Recently media polling had shown that Sen. Bernie Sanders (“I”- VT) has been creeping ahead in the polls against Hillary Clinton and currently enjoys a 27 point lead in New Hampshire while Iowa is currently a statistical dead heat, but there is a large margin of error there. Additionally, national polling is showing that Clinton’s lead, once thought insurmountable, is shrinking faster than it did in 2008 when the dark horse candidacy of Obama came out of nowhere with a massive ground swell to take the nomination. Some are asking could 2016 be a repeat performance by a Clinton who has eight additional years of bad baggage to haul with her to the nomination.
Bernie Sanders’ pie-in-the-sky promises are sure currently pulling in the people, and it is quite possible that if elected president he would be forced to plant some kind of tree that all the free stuff is going to grow on or tax the American people to death. But the young currently aren’t thinking about the realities of all those promises, just like they didn’t think that hope and change really meant, hope that change would be left for them when Obama got done spending. They hear the words free, tax the rich, fair and they are in, despite the fact that taxing the rich is likely to keep them from being prosperous someday. The suddenly hip 74 year-old Sanders is making waves and threatening what was supposed to be a quick tour to Clinton’s coronation. But does it even matter?
The Democratic Party, at least during my lifetime, has always stood for “tyranny, oppression, and government overreach,” to quote a sitcom having a moment of gravitas. Part of that trifecta of democratic wonderfulness is the banishment of the Representative Republic (what America actually is) in their convention process. No longer does the ordinary citizen alone control who wins the nomination of the party; rather the candidate who wins the most state delegates and the most super delegates ends up with the party nomination.
Of course, you know what a state delegate is, the delegation of people selected through party affiliation to represent the state’s vote during the primaries…kind of an electoral college for the nomination process, except the votes by state are proportional, split the primary 50/50 you get half the delegates, win 75/25 in a landslide you get 3/4ths of the delegates, and so on. However, the democratic powers added the Super delegates in the 1980’s as a way to award party officials and other elected officials, i.e. the privileged class of the Democratic Party and ensure that only the most electable of candidates received the nomination. These super delegates are not declared for any candidate, but usually vote in the direction of the people, usually.
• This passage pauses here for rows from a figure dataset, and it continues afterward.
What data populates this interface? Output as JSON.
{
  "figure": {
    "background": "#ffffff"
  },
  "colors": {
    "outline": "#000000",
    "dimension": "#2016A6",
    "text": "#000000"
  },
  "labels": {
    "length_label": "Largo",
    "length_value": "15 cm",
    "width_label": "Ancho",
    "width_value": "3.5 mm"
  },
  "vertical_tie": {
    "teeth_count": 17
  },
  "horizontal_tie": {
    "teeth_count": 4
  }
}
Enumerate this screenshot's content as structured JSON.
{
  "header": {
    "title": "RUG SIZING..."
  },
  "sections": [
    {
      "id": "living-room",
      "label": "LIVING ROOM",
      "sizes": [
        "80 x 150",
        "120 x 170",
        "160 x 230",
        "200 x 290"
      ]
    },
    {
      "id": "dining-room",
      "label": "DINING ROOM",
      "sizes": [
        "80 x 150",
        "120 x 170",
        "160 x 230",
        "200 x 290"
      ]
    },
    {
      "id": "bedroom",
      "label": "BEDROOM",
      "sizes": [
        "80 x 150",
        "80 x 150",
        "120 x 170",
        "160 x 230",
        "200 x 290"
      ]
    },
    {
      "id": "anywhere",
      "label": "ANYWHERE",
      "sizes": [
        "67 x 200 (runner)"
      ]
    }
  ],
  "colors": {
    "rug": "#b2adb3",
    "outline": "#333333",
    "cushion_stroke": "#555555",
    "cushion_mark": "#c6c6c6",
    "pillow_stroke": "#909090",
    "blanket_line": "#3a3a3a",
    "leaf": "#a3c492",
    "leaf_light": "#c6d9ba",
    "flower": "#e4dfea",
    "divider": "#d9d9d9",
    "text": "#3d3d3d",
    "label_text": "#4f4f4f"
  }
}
There are 713 super delegates out of the 4,764 delegates who will be casting a vote during the nomination process, that is 15% of the vote. If the polling closes up to a near split, or if the numbers are closer than say 5-7%, the super delegates will be able to swing the vote one way or the other. Here is the thing though, Clinton has been snapping up the endorsement of super delegates from the start of the campaigning. Currently, she has at least 341 publically declared super delegates already, regardless of the people’s vote, and it is rumored that she may actually have somewhere between 440-500 committed super delegates. In contrast, Sanders has 11 declared super delegates.
Clinton needs 2383 votes to win the nomination, and she already has 15% of that total locked up before a state ballot has even been cast in the first primary. As long as she manages not to get indicted and only loses to Sanders nationally by less than 10%, she may still very well end up the candidate selected at the convention, no matter what the people have to say on the matter.
Power to the Party, which should even make a socialist like Sanders smile, while Clinton cackles her way to the nomination.